Волны сожрали старого пирата с охотным проворством. Прощальный взгляд был недолог. Я бегло глянула по сторонам и успела нырнуть на орудийную палубу за несколько секунд до того, как вал врезался в борт корабля. Ещё какое-то время меня потряхивало, а к губам просилась победная улыбка. Сожаление было лишь из желания узреть реакцию Барбоссы на такой манёвр, как если бы он наблюдал за всем со стороны. Это было дерзко и неожиданно — для нас обоих, но, стоило признать, — неминуемо. Но затем, когда послевкусие победы перестало услаждать, спину сковал нервный холод от осознания, что я могла, а возможно, и совершила фатальную ошибку. Барбосса поднялся наверх, чтобы поговорить или договориться с Тёрнером, а значит, при нём мог быть камень. Тут же ноги, скользя по мокрым доскам, понесли меня в капитанское пристанище. Я ввалилась в каюту слишком резко, быстро и взволнованно. На меня уставились три пары удивлённых глаз: Джек выскребал что-то из-под ногтей, закинув ноги на свободный ящик, Уитлокк, похоже, о чём-то беседовал с Барто, а тот, в свою очередь, косо дымя трубкой, придерживал одной рукой тусклый фонарь на столе. В его рассеянном свете по-прежнему виднелся мешочек с камнем. С губ едва заметно сорвался облегчённый выдох.
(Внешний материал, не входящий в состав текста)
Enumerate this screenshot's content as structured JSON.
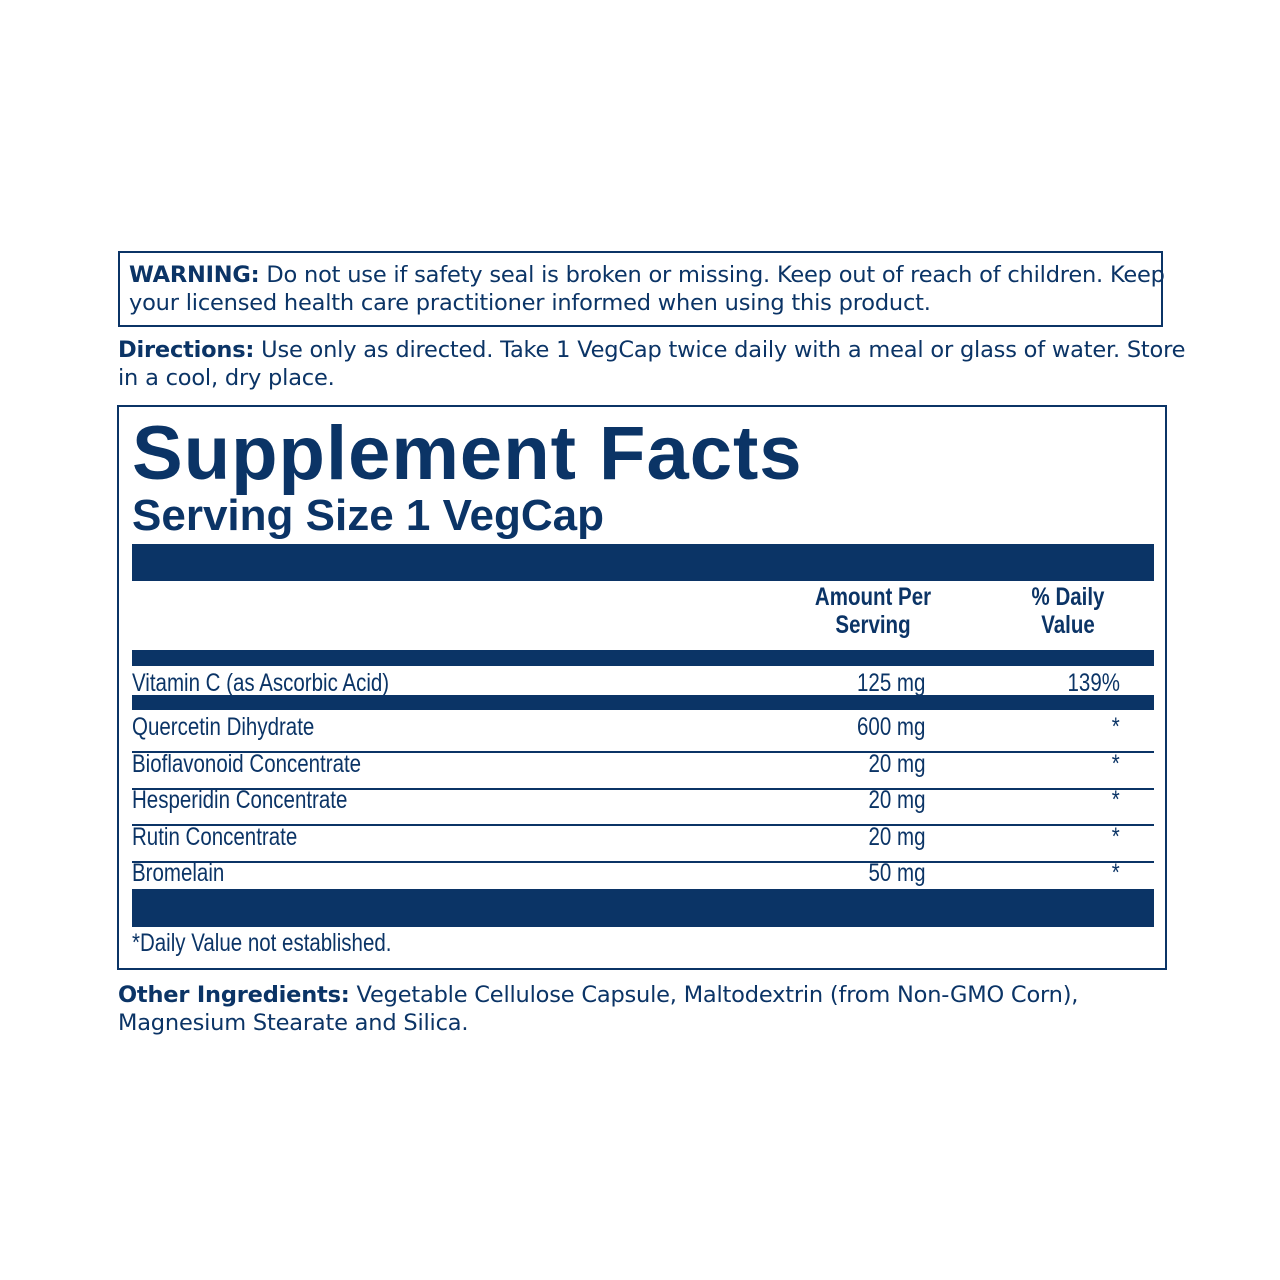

Глаза Воробья скользнули медленным взглядом от всклокоченных ветром волос к расползающейся у моих сапог лужице. Вновь посмотрев на меня, кэп слегка прищурил глаз и с интересом переключился на собственные пальцы. Я уселась на ящик у стены, ответив рассеянным «Угу» на заботливый вопрос Уитлокка, мол, всё ли в порядке. Каюта заполнялась неловким молчанием. Воробей что-то замурчал под нос в излюбленной манере беззаботности, несмотря на царящий кругом ад. Барто, поёрзав на мешке, занялся тем, что умел делать превосходно — рассказывать истории, только в этот раз у меня сложилось стойкое ощущение, что их никто и не слушает. Это было молчание в квадрате: каждый таил что-то не только ото всех, но и от конкретного человека. Молчание чересчур громкое.
Шторм миновал через пару часов. Небо очистилось, и на палубах посвежело. Мы выбрались из полумрака отсеков на квартердек, оживлённый лучами чистого солнца и дыханием бриза. Воробей и Уитлокк принялись изучать горизонт через подзорные трубы в поисках бригов, о которых я упомянула вечером, но на присутствие парусников в зоне видимости не было и намёка. Стихия, что заставила команду «Летучего Голландца» активно потрудиться, с обычными кораблями могла расправиться влёкую, и так же просто, словно карточный домик, грозили рухнуть мои планы. Я нервно измеряла шагами палубу вдоль борта, пока не услышала желанное и заговорщически тихое: «Есть! Парус, там, на горизонте». На «Голландце» оставили лишь половину парусов, оттого бриг, вырвавшийся из чрева шторма, быстро увеличивался в размерах.